In regards to the treatment of osteoarthritis, the usual daily dosage of glucosamine sulfate is 1500mg per day, which can be taken all at one time or in divided doses of 500mg per dose. Individuals taking diuretic drugs may require an additional 500mg per day to compensate for the increased excretion rate. Individuals weighing more than 200 pounds may also be advised to up their dosage to 2000mg per day. I generally recommend glucosamine in a combination formula with some other natural anti-inflammatory agents, as I will outline shortly.


Quality Assurance.

In many European countries, glucosamine is available only by prescription from a medical practitioner. In North America, glucosamine is classified as a natural health product and is readily available as an over-the-counter product. As such, glucosamine products are held to much lower standards in regards to purity and potency than are prescription medications. A recent independent study revealed that up to one-third of the glucosamine products tested did not contain the amount of glucosamine stated on the label. For this reason, it is imperative to select only those glucosamine products whereby the manufacturer can issue a certificate of analysis and/or a third party true-to-label claim document that verifies the purity and potency of the product. This should be a standing policy in regards to the use of all nutritional supplements.
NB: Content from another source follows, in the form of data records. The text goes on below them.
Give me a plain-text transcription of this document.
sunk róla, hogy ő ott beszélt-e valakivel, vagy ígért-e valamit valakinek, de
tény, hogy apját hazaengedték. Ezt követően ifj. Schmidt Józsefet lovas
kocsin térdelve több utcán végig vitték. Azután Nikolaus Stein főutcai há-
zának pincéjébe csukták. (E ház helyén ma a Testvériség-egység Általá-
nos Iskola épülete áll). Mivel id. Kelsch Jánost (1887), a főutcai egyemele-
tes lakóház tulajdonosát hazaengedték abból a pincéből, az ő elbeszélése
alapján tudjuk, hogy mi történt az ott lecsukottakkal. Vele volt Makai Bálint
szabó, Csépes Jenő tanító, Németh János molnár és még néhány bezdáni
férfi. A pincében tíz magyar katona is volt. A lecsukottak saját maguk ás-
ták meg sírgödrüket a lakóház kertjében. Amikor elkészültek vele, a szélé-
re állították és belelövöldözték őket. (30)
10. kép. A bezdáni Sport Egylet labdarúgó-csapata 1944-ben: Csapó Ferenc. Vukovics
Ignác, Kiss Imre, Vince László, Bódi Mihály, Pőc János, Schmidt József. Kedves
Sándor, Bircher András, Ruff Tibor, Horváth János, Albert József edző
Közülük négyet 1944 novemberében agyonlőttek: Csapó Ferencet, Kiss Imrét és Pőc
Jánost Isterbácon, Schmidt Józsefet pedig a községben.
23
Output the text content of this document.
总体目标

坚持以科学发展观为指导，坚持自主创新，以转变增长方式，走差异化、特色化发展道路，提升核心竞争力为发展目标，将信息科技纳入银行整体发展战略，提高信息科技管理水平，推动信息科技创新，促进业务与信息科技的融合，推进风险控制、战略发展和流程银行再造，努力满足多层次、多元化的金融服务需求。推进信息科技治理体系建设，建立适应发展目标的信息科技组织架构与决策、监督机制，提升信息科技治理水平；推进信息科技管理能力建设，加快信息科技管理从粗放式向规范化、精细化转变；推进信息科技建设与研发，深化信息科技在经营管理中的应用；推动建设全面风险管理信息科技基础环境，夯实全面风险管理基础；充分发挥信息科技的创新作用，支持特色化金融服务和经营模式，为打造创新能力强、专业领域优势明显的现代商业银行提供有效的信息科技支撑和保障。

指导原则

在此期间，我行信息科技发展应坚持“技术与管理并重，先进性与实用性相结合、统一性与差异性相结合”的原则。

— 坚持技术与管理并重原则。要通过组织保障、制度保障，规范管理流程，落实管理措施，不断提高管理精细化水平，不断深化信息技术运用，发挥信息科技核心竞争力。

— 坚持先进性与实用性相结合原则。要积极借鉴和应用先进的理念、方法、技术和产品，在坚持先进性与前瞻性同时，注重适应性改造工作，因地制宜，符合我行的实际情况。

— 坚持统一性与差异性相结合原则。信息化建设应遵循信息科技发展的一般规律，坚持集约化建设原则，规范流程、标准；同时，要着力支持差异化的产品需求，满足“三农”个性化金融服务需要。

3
Other Considerations for Individuals with Osteoarthritis

If you already suffer from osteoarthritis or joint cartilage problems then you also need to understand how some other natural supplements can work in conjunction with glucosamine sulfate to improve your condition. Clinical studies have proven that glucosamine sulfate supplementation in the range of 1500-2,000 mg per day can improve symptoms in a high percentage of individuals who have osteoarthritis and/or other joint cartilage damage. Glucosamine sulfate primarily exerts it effects by providing the raw material from which cartilage cells make more optimal amounts of chondroitin sulfate, hyaluronic acid and by stimulating the production of collagen, as we have seen. However, glucosamine does not directly target the inflammatory process that is associated with osteoarthritis and joint injury problems. The inflammatory process is an important aspect of joint pain and although the improvement in joint function and integrity that occurs with glucosamine sulfate supplementation helps to reduce inflammation to some degree, I usually advise patients with osteoarthritis or inflammation from cartilage injuries to also supplement with a combination of natural anti-inflammatory herbal agents. A number of companies combine some of these natural anti-inflammatory herbs into their glucosamine formulations, which makes the product work in a faster-acting fashion in regards to pain relief and reduction of joint swelling.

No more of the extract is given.